I wrote a GDB test that attaches to a program that constantly spawns short-lived threads, which exposed several issues. This is one of them. GDB sometimes prints out a warning like: ... [New LWP 20700] warning: unable to open /proc file '/proc/-1/status' [New LWP 20850] [New LWP 21019] ... That happens because when a thread exits, and is joined, glibc does: nptl/pthread_join.c: pthread_join () { ... if (__glibc_likely (result == 0)) { /* We mark the thread as terminated and as joined. */ pd->tid = -1; ... /* Free the TCB. */ __free_tcb (pd); } So if we stop the inferior at just the right time, and list threads with td_ta_thr_iter / td_thr_get_info, we can find threads with kernel thread ID -1 (td_thrinfo_t.ti_lid == -1).
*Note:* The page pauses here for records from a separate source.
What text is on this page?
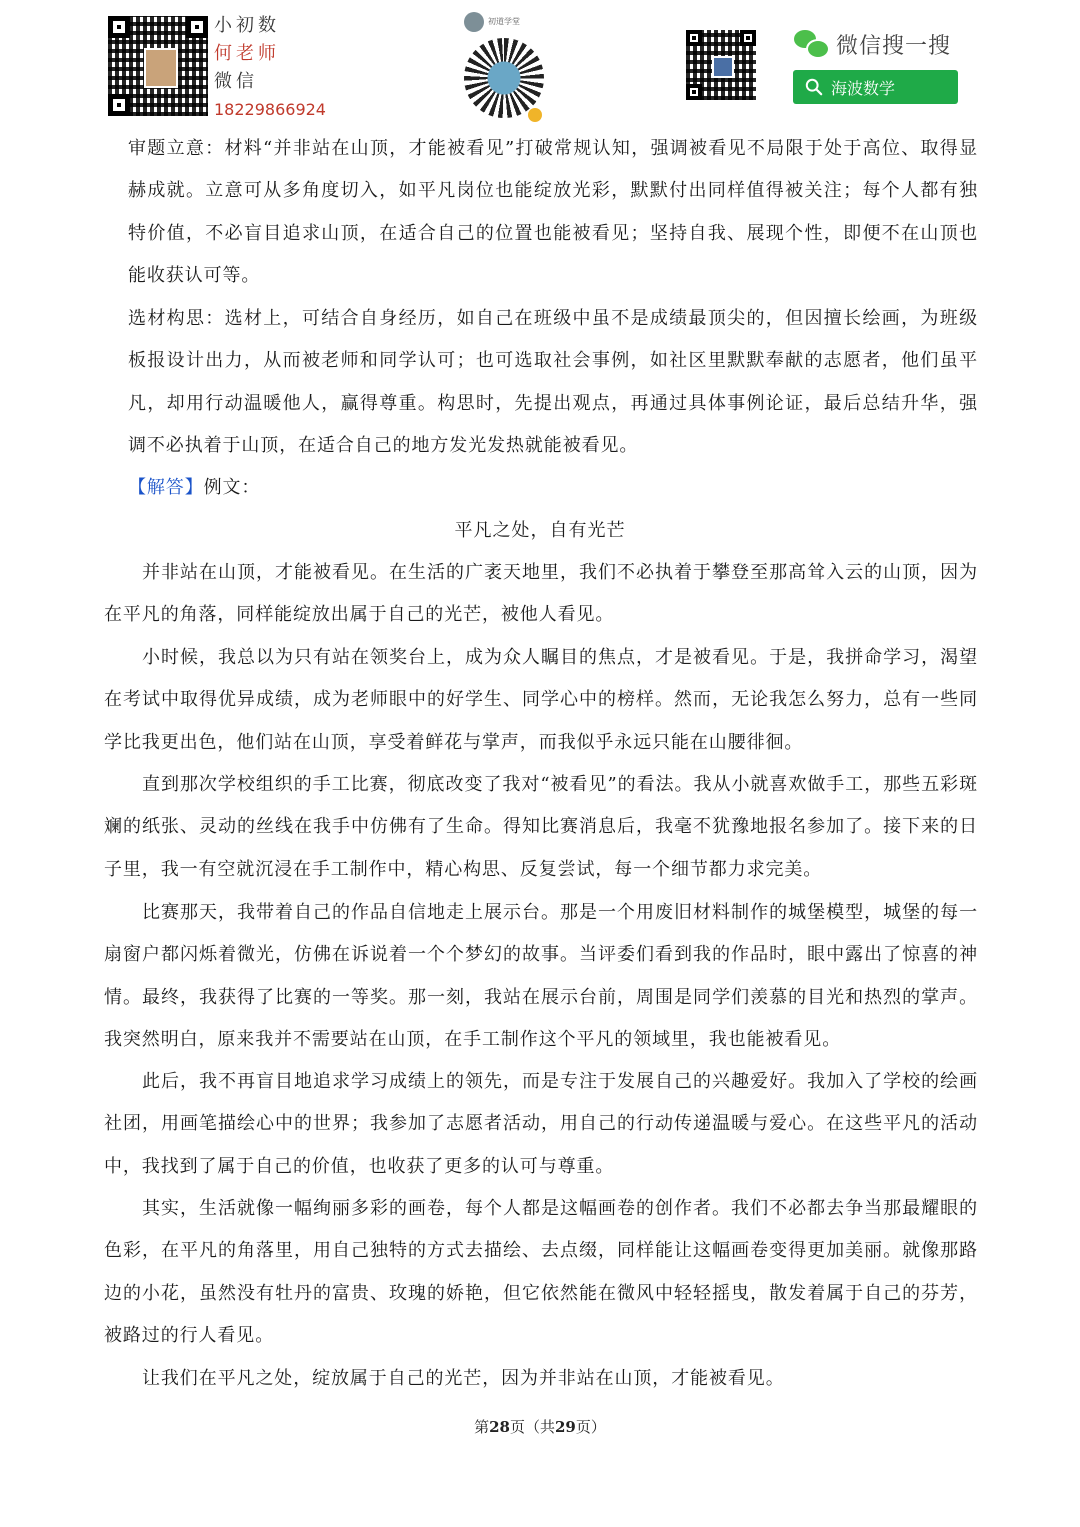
小初数
何老师
微信
18229866924
初道学堂
微信搜一搜
海波数学
审题立意：材料“并非站在山顶，才能被看见”打破常规认知，强调被看见不局限于处于高位、取得显赫成就。立意可从多角度切入，如平凡岗位也能绽放光彩，默默付出同样值得被关注；每个人都有独特价值，不必盲目追求山顶，在适合自己的位置也能被看见；坚持自我、展现个性，即便不在山顶也能收获认可等。
选材构思：选材上，可结合自身经历，如自己在班级中虽不是成绩最顶尖的，但因擅长绘画，为班级板报设计出力，从而被老师和同学认可；也可选取社会事例，如社区里默默奉献的志愿者，他们虽平凡，却用行动温暖他人，赢得尊重。构思时，先提出观点，再通过具体事例论证，最后总结升华，强调不必执着于山顶，在适合自己的地方发光发热就能被看见。
【解答】例文：
平凡之处，自有光芒
并非站在山顶，才能被看见。在生活的广袤天地里，我们不必执着于攀登至那高耸入云的山顶，因为在平凡的角落，同样能绽放出属于自己的光芒，被他人看见。
小时候，我总以为只有站在领奖台上，成为众人瞩目的焦点，才是被看见。于是，我拼命学习，渴望在考试中取得优异成绩，成为老师眼中的好学生、同学心中的榜样。然而，无论我怎么努力，总有一些同学比我更出色，他们站在山顶，享受着鲜花与掌声，而我似乎永远只能在山腰徘徊。
直到那次学校组织的手工比赛，彻底改变了我对“被看见”的看法。我从小就喜欢做手工，那些五彩斑斓的纸张、灵动的丝线在我手中仿佛有了生命。得知比赛消息后，我毫不犹豫地报名参加了。接下来的日子里，我一有空就沉浸在手工制作中，精心构思、反复尝试，每一个细节都力求完美。
比赛那天，我带着自己的作品自信地走上展示台。那是一个用废旧材料制作的城堡模型，城堡的每一扇窗户都闪烁着微光，仿佛在诉说着一个个梦幻的故事。当评委们看到我的作品时，眼中露出了惊喜的神情。最终，我获得了比赛的一等奖。那一刻，我站在展示台前，周围是同学们羡慕的目光和热烈的掌声。我突然明白，原来我并不需要站在山顶，在手工制作这个平凡的领域里，我也能被看见。
此后，我不再盲目地追求学习成绩上的领先，而是专注于发展自己的兴趣爱好。我加入了学校的绘画社团，用画笔描绘心中的世界；我参加了志愿者活动，用自己的行动传递温暖与爱心。在这些平凡的活动中，我找到了属于自己的价值，也收获了更多的认可与尊重。
其实，生活就像一幅绚丽多彩的画卷，每个人都是这幅画卷的创作者。我们不必都去争当那最耀眼的色彩，在平凡的角落里，用自己独特的方式去描绘、去点缀，同样能让这幅画卷变得更加美丽。就像那路边的小花，虽然没有牡丹的富贵、玫瑰的娇艳，但它依然能在微风中轻轻摇曳，散发着属于自己的芬芳，被路过的行人看见。
让我们在平凡之处，绽放属于自己的光芒，因为并非站在山顶，才能被看见。
第28页（共29页）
Unfortunately, td_thrinfo_t.ti_state claims the thread is TD_THR_ACTIVE. Turns out the set of states td_thr_get_info returns isn't very complete: td_thr_get_info () { if ((((int) (uintptr_t) cancelhandling) & EXITING_BITMASK) == 0) /* XXX For now there is no way to get more information. */ infop->ti_state = TD_THR_ACTIVE; else if ((((int) (uintptr_t) cancelhandling) & TERMINATED_BITMASK) == 0) infop->ti_state = TD_THR_ZOMBIE; else infop->ti_state = TD_THR_UNKNOWN;
I'll add a special case to GDB: ignore threads with ti_lid == -1.
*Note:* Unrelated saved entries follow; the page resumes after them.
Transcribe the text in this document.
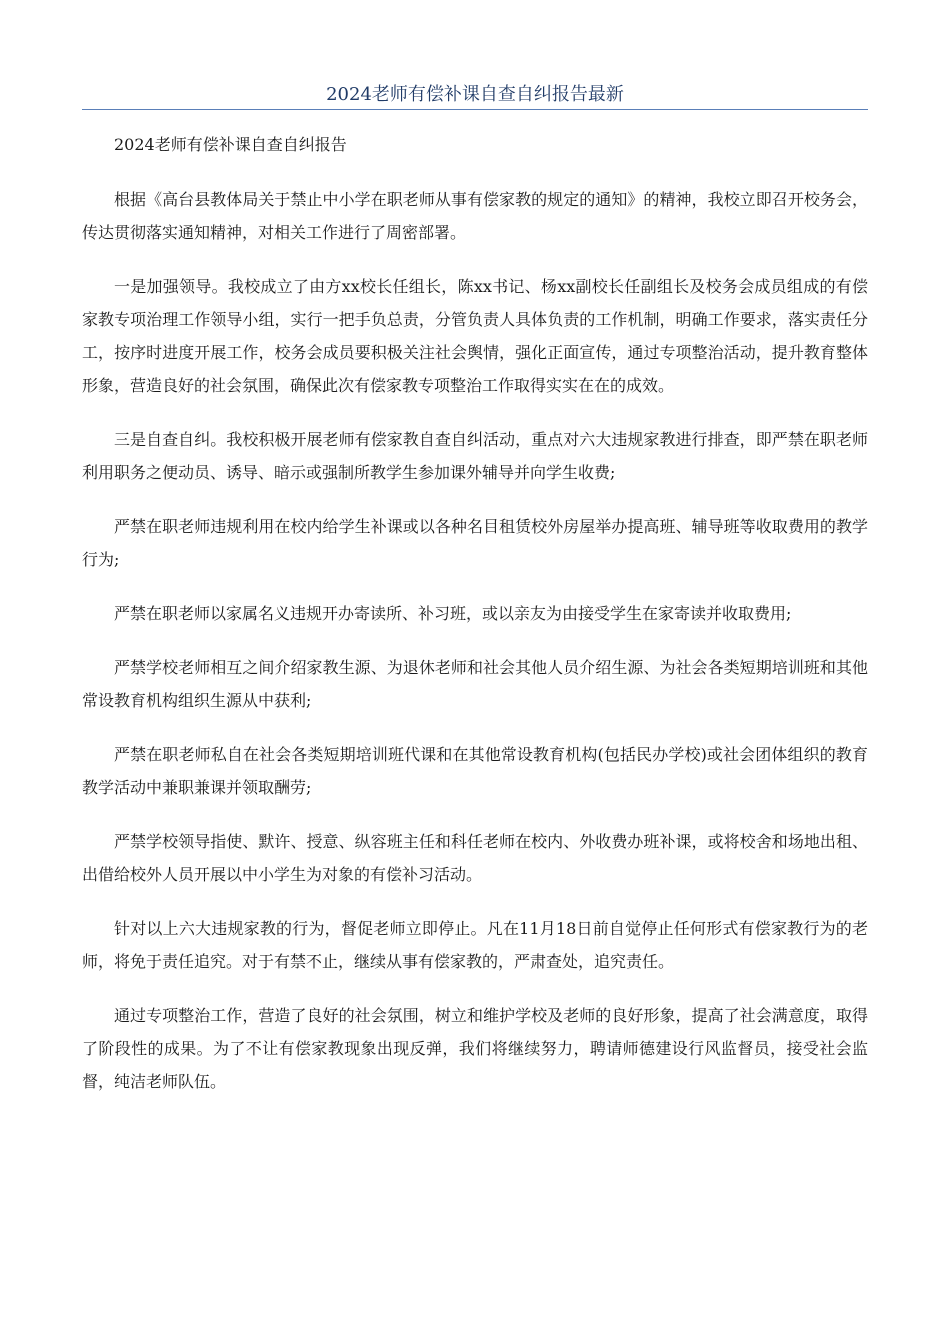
2024老师有偿补课自查自纠报告最新

2024老师有偿补课自查自纠报告

根据《高台县教体局关于禁止中小学在职老师从事有偿家教的规定的通知》的精神，我校立即召开校务会，传达贯彻落实通知精神，对相关工作进行了周密部署。

一是加强领导。我校成立了由方xx校长任组长，陈xx书记、杨xx副校长任副组长及校务会成员组成的有偿家教专项治理工作领导小组，实行一把手负总责，分管负责人具体负责的工作机制，明确工作要求，落实责任分工，按序时进度开展工作，校务会成员要积极关注社会舆情，强化正面宣传，通过专项整治活动，提升教育整体形象，营造良好的社会氛围，确保此次有偿家教专项整治工作取得实实在在的成效。

三是自查自纠。我校积极开展老师有偿家教自查自纠活动，重点对六大违规家教进行排查，即严禁在职老师利用职务之便动员、诱导、暗示或强制所教学生参加课外辅导并向学生收费;

严禁在职老师违规利用在校内给学生补课或以各种名目租赁校外房屋举办提高班、辅导班等收取费用的教学行为;

严禁在职老师以家属名义违规开办寄读所、补习班，或以亲友为由接受学生在家寄读并收取费用;

严禁学校老师相互之间介绍家教生源、为退休老师和社会其他人员介绍生源、为社会各类短期培训班和其他常设教育机构组织生源从中获利;

严禁在职老师私自在社会各类短期培训班代课和在其他常设教育机构(包括民办学校)或社会团体组织的教育教学活动中兼职兼课并领取酬劳;

严禁学校领导指使、默许、授意、纵容班主任和科任老师在校内、外收费办班补课，或将校舍和场地出租、出借给校外人员开展以中小学生为对象的有偿补习活动。

针对以上六大违规家教的行为，督促老师立即停止。凡在11月18日前自觉停止任何形式有偿家教行为的老师，将免于责任追究。对于有禁不止，继续从事有偿家教的，严肃查处，追究责任。

通过专项整治工作，营造了良好的社会氛围，树立和维护学校及老师的良好形象，提高了社会满意度，取得了阶段性的成果。为了不让有偿家教现象出现反弹，我们将继续努力，聘请师德建设行风监督员，接受社会监督，纯洁老师队伍。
I've investigated this some more. I noticed that the thread's state is not actually TD_THR_ACTIVE just after the thread is joined, before the thread is removed from the thread list, here, in the code I pasted before: nptl/pthread_join.c: pthread_join () { ... if (__glibc_likely (result == 0)) { /* We mark the thread as terminated and as joined. */ pd->tid = -1; ... /* Free the TCB. */ __free_tcb (pd); } But, I _am_ seeing TD_THR_ACTIVE threads with pd->tid == -1. Turns out that nothing in __free_tcb clears pd->tid. So later on, when a new thread reuses the old thread's tcb/stack, the new thread will start out with tid==-1 (reused from the old thread), up until the kernel actually starts the new clone and fills in tid (CLONE_CHILD_SETTID), and it's _that_ thread that has TD_THR_ACTIVE state. I don't think a new state for when the thread is already listed in the thread list but doesn't have a kernel clone associated yet could help here, as a debugger can always attach between glibc changing the thread state and the kernel filling in the clone's tid. This made me wonder what happens if a detached thread's tcb/stack is reused. Or, if a new stack is allocated for a new thread, instead of reused, and gdb lists threads before the kernel spawns the new clone. In that case, the thread's tid field starts out as 0. So I thought that just like GDB can see threads with tid=-1, it should also find them with tid=0 as well. But, turns out it doesn't, because nptl_db/td_thr_get_info.c:td_thr_get_info has this: /* Initialization which are the same in both cases. */ infop->ti_ta_p = th->th_ta_p; infop->ti_lid = tid == 0 ? ps_getpid (th->th_ta_p->ph) : (uintptr_t) tid; ^^^^^^^^^^^^^^^^^^^^^^^^^^^^^^^^^^^^^^ infop->ti_traceme = report_events != 0; Eh. So ti_lid (same as pd->tid inside the inferior) is never returned as zero. Instead, for threads that are just being created, GDB is told that their kernel thread ID is the overall thread group id. But this is wrong. This can well confuse GDB if it decides to refresh its own thread's state cache (given NPTL's 1:1 model, gdb only keeps track of threads by their kernel ID...) (I'm guessing that the intent here was that tid == 0 indicates that that this is the main thread and the pthread library isn't fully initialized yet, and so the tgid would be correct.)